Let’s look at the big picture. Physicians are well compensated and this will not change in the forseable future. Even though you wanted to make suggestions on how we could bring more physicians into the primary care, you unfairly characterize specialists as being overly compensated when in fact they experience longer residencies and perform procedures that invariably raise liability risks and costs.
For me students should be taught quantum physics and should be also taught about the power of the human body to slef heal.
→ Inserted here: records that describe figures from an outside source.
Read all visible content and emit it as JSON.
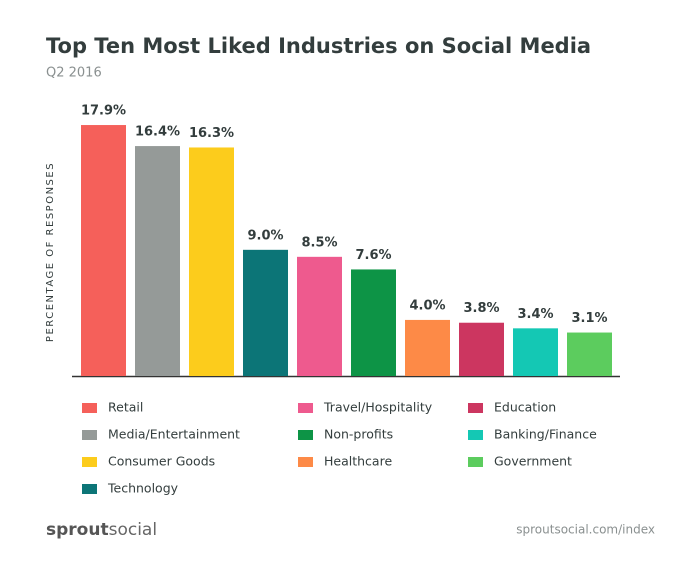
{
  "chart_data": {
    "type": "bar",
    "title": "Top Ten Most Liked Industries on Social Media",
    "subtitle": "Q2 2016",
    "y_label": "PERCENTAGE OF RESPONSES",
    "categories": [
      "Retail",
      "Media/Entertainment",
      "Consumer Goods",
      "Technology",
      "Travel/Hospitality",
      "Non-profits",
      "Healthcare",
      "Education",
      "Banking/Finance",
      "Government"
    ],
    "values": [
      17.9,
      16.4,
      16.3,
      9.0,
      8.5,
      7.6,
      4.0,
      3.8,
      3.4,
      3.1
    ],
    "value_labels": [
      "17.9%",
      "16.4%",
      "16.3%",
      "9.0%",
      "8.5%",
      "7.6%",
      "4.0%",
      "3.8%",
      "3.4%",
      "3.1%"
    ],
    "colors": [
      "#f5605a",
      "#959a98",
      "#fccc1c",
      "#0c7577",
      "#ee5a8e",
      "#0d9446",
      "#fd8a47",
      "#cc3660",
      "#14c8b4",
      "#5ccc5e"
    ],
    "ylim": [
      0,
      20
    ]
  },
  "footer": {
    "logo_bold": "sprout",
    "logo_light": "social",
    "source": "sproutsocial.com/index"
  }
}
Ok so the only obvious solution is for the government to make monetary incentives for students to enter into primary care. Because lets be honest, there are a lot of other more lucrative options out there for med-students.
Amen!
This really encapsulates the problem:
For the annual earnings of one Orthopedic Joint Replacement surgeon ($580,711) we could have one General Surgeon ($340,000) who operates on the sickest of patients often emergently at inconvenient times, plus a Family Physician ($197,655) and a first year school teacher thrown in for good measure. There are no emergent joint replacements…It’s a crazy system.
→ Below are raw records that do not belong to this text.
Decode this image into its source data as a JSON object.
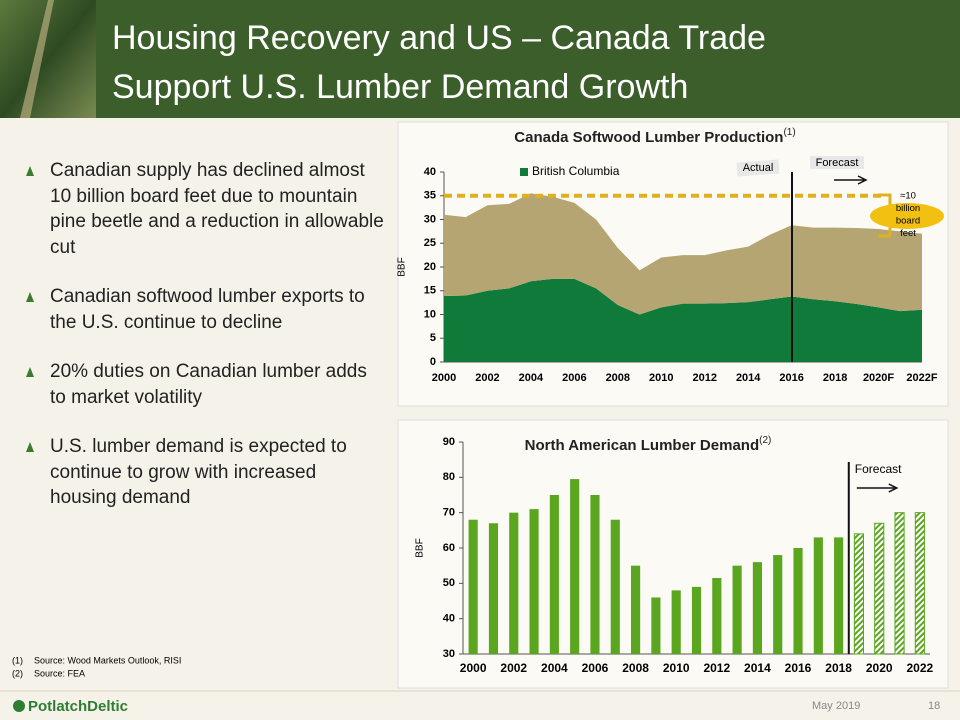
{
  "header": {
    "title_lines": [
      "Housing Recovery and US – Canada Trade",
      "Support U.S. Lumber Demand Growth"
    ]
  },
  "bullets": [
    "Canadian supply has declined almost 10 billion board feet due to mountain pine beetle and a reduction in allowable cut",
    "Canadian softwood lumber exports to the U.S. continue to decline",
    "20% duties on Canadian lumber adds to market volatility",
    "U.S. lumber demand is expected to continue to grow with increased housing demand"
  ],
  "footnotes": [
    {
      "mark": "(1)",
      "text": "Source: Wood Markets Outlook, RISI"
    },
    {
      "mark": "(2)",
      "text": "Source: FEA"
    }
  ],
  "footer": {
    "logo": "PotlatchDeltic",
    "date": "May 2019",
    "page": "18"
  },
  "chart_data": [
    {
      "type": "area",
      "title": "Canada Softwood Lumber Production",
      "title_note": "(1)",
      "y_label": "BBF",
      "categories": [
        "2000",
        null,
        "2002",
        null,
        "2004",
        null,
        "2006",
        null,
        "2008",
        null,
        "2010",
        null,
        "2012",
        null,
        "2014",
        null,
        "2016",
        null,
        "2018",
        null,
        "2020F",
        null,
        "2022F"
      ],
      "series": [
        {
          "name": "British Columbia",
          "color": "#0f7a3a",
          "values": [
            13.9,
            14,
            15,
            15.5,
            17,
            17.5,
            17.5,
            15.5,
            12,
            10,
            11.5,
            12.3,
            12.3,
            12.4,
            12.6,
            13.2,
            13.8,
            13.2,
            12.8,
            12.2,
            11.5,
            10.7,
            11
          ]
        },
        {
          "color": "#b4a572",
          "values": [
            17.1,
            16.5,
            18,
            17.8,
            18.5,
            17.3,
            16,
            14.5,
            12,
            9.3,
            10.5,
            10.2,
            10.2,
            11.1,
            11.7,
            13.6,
            15,
            15.1,
            15.5,
            16,
            16.5,
            16.8,
            16
          ]
        }
      ],
      "ylim": [
        0,
        40
      ],
      "yticks": [
        0,
        5,
        10,
        15,
        20,
        25,
        30,
        35,
        40
      ],
      "hline": 35,
      "annotations": [
        "Actual",
        "Forecast"
      ],
      "callout": [
        "≈10",
        "billion",
        "board",
        "feet"
      ]
    },
    {
      "type": "bar",
      "title": "North American Lumber Demand",
      "title_note": "(2)",
      "y_label": "BBF",
      "categories": [
        "2000",
        null,
        "2002",
        null,
        "2004",
        null,
        "2006",
        null,
        "2008",
        null,
        "2010",
        null,
        "2012",
        null,
        "2014",
        null,
        "2016",
        null,
        "2018",
        null,
        "2020",
        null,
        "2022"
      ],
      "series": [
        {
          "color": "#5aa61e",
          "values": [
            68,
            67,
            70,
            71,
            75,
            79.5,
            75,
            68,
            55,
            46,
            48,
            49,
            51.5,
            55,
            56,
            58,
            60,
            63,
            63,
            null,
            null,
            null,
            null
          ]
        },
        {
          "color": "#5aa61e",
          "pattern": "hatch",
          "values": [
            null,
            null,
            null,
            null,
            null,
            null,
            null,
            null,
            null,
            null,
            null,
            null,
            null,
            null,
            null,
            null,
            null,
            null,
            null,
            64,
            67,
            70,
            70
          ]
        }
      ],
      "ylim": [
        30,
        90
      ],
      "yticks": [
        30,
        40,
        50,
        60,
        70,
        80,
        90
      ],
      "annotations": [
        "Forecast"
      ]
    }
  ]
}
As primary care physicians we are well paid. It’s just that by dangling the carrot of really high income in front of students, who see that the workload, lifestyle and difficulty of specialty care is not greater and is often less than that of primary care where they can expect to earn millions of dollars less over their career, they have trouble justifying a primary care career choice.
Commenter Jay’s response to this is like being shown a globe of the Earth and responding: that can’t be right, the ground underneath my feet is flat. Perspective is everything.
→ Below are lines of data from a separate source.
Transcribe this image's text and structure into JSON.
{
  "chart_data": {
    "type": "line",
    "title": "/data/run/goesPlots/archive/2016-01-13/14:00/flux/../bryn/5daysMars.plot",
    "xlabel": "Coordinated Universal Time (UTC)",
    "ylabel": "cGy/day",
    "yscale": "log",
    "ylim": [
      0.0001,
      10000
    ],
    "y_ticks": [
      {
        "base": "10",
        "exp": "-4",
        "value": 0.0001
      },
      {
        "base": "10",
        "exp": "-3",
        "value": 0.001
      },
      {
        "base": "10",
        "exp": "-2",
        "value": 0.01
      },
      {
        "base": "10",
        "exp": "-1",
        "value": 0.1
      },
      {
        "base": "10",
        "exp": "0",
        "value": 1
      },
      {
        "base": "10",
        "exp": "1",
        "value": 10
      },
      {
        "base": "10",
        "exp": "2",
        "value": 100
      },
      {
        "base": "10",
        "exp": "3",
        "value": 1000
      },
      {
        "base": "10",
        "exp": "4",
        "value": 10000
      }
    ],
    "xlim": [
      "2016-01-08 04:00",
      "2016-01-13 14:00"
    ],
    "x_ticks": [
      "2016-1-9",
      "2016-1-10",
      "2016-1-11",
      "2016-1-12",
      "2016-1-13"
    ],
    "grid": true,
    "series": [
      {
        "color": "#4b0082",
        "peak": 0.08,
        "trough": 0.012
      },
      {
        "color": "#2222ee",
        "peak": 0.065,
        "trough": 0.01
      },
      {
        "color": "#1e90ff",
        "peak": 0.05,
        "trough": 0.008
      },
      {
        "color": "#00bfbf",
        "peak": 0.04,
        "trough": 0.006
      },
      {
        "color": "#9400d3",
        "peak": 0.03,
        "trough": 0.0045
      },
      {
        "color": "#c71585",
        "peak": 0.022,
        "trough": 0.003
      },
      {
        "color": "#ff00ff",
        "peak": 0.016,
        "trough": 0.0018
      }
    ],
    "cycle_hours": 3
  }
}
Obviously the way to accomodate the change is to reduce RVUs for procedural care, and bring the pay for equal time and effort for non-procedural care into balance. I thought that’s what was discussed. To move that slowly will make it too late for the situation we are in. This change needs to be done fairly quickly, maybe in 2-3 years timeframe.
Dr. Pullen is pretty much on the mark (radiation oncology and radiology are challenging specialties – actually, which specialty isn’t?, but this is a minor issue). Jay, one could argue about fair pay without end … but with 200K, you are in the upper 3% of HOUSEHOLD income in the US, and physicians do enjoy safe employment.
The problem is not so much pay differences by specialty, but pay differences for cognitive vs. procedure based medicine. Why is the rheumatologist eager to do joint aspirations, the Neurologist to do EMGs, and the family doc to do minor surgery, i/o doing “normal” patient encounters? To ask that questions means to answer it.
Re. gradual vs. abrupt change: adjust gradually in 3-5% decrements/increments, and you will be there in 5-10 years, without great disruption.
I am just getting started with practice.
How? Cut out the crap that PCPs are required to do for free. Cut the crap from insurance carriers who hire gunslinging PBMs to use the PCP as the floor waxer so that its CEO can golf at Pebble Beach. Cut the crap of delaying payments. Cut the crap of abusing my patients in the hospitals, where administrators instill the ring the cash register mentality in its stable of “specialists”. Cut the crap of cheap hospital care with paraprofessionals charading with long white coats as if they were doctors, with a two year education, who call in the specialists. Cut the crap of treating pcps as garbage pickers.
Cut the crap of selling expensive computerized records and ordering gizmos that cause nothing but aggravation and medication errors.
I am glad you speak for yourself. PCP’s are grossly underpaid. 197,000 is not enough to be a family medicine doctor.